Norma di interpretazione autentica e modifiche all'articolo 32 del decreto-legge 30 settembre 2003, n. 269, convertito, con modificazioni, dalla legge 24 novembre 2003, n. 326, in materia di sanatoria degli illeciti edilizi, nonché modifiche all'articolo 31 del testo unico di cui al decreto del Presidente della Repubblica 6 giugno 2001, n. 380, in materia di acquisizione degli immobili abusivi

Presentata il 23 marzo 2018

  Onorevoli Colleghi! — Con l'articolo 32 del decreto-legge 30 settembre 2003, n. 269, convertito, con modificazioni, dalla legge 24 novembre 2003, n. 326, è stata consentita la regolarizzazione delle opere edilizie esistenti non conformi alla disciplina vigente, mediante il rilascio in sanatoria del necessario titolo abilitativo.
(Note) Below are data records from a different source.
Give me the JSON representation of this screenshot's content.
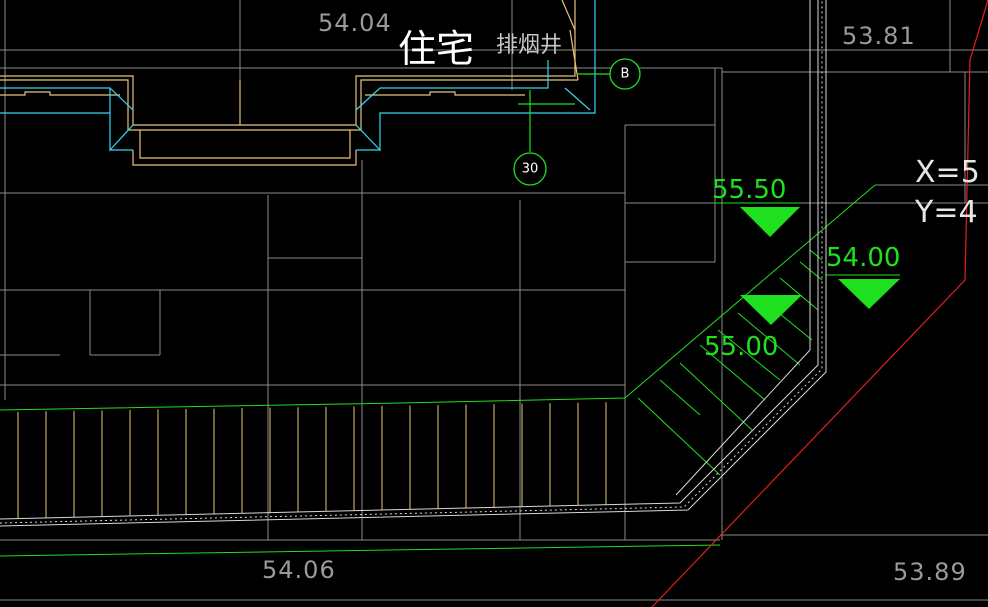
{
  "colors": {
    "background": "#000000",
    "grid_line": "#8a8a8a",
    "building_outline": "#e8c27a",
    "wall_cyan": "#33d6f0",
    "green_annotation": "#1fe01f",
    "red_boundary": "#e02020",
    "road_edge": "#e8c27a"
  },
  "labels": {
    "elevation_top_left": "54.04",
    "elevation_top_right": "53.81",
    "elevation_bottom_left": "54.06",
    "elevation_bottom_right": "53.89",
    "room_name": "住宅",
    "smoke_shaft": "排烟井",
    "axis_b": "B",
    "axis_30": "30",
    "elev_mark_1": "55.50",
    "elev_mark_2": "54.00",
    "elev_mark_3": "55.00",
    "coord_x": "X=5",
    "coord_y": "Y=4"
  },
  "icons": {
    "axis_bubble": "circle-axis-icon",
    "elevation_marker": "triangle-elevation-icon"
  }
}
  Il comma 25 del medesimo articolo ammette a condono le opere abusive ultimate entro il 31 marzo 2003 per le quali gli interessati, così come prescritto dal successivo comma 32, hanno provveduto a presentare la specifica domanda di definizione dell'illecito edilizio, tra l'11 novembre 2004 e il 10 dicembre 2004, risultando comminata la decadenza in caso di inosservanza del predetto termine.
  Infine, il comma 33, ribadendo quanto statuito dal comma 32, ha demandato alle regioni il compito di emanare, entro sessanta giorni, norme per la definizione del procedimento amministrativo relativo al rilascio del titolo in sanatoria.
  Tuttavia proprio gli interventi normativi promossi dalle regioni non sempre hanno agevolato la corretta applicazione della normativa, risolvendosi, talvolta, in una immotivata riduzione delle possibilità di accesso al beneficio del condono, e, talaltra, addirittura in un fattore preclusivo altrettanto ingiustificato.
  Da ciò è derivata un'applicazione dell'istituto del condono non sempre uniforme, con il configurarsi di situazioni oggettive di disparità di trattamento tra i cittadini, assolutamente incompatibili con il principio di uguaglianza enunciato dall'articolo 3 della Costituzione. Emblematica, in tal senso, è la vicenda normativa che ha interessato la regione Campania.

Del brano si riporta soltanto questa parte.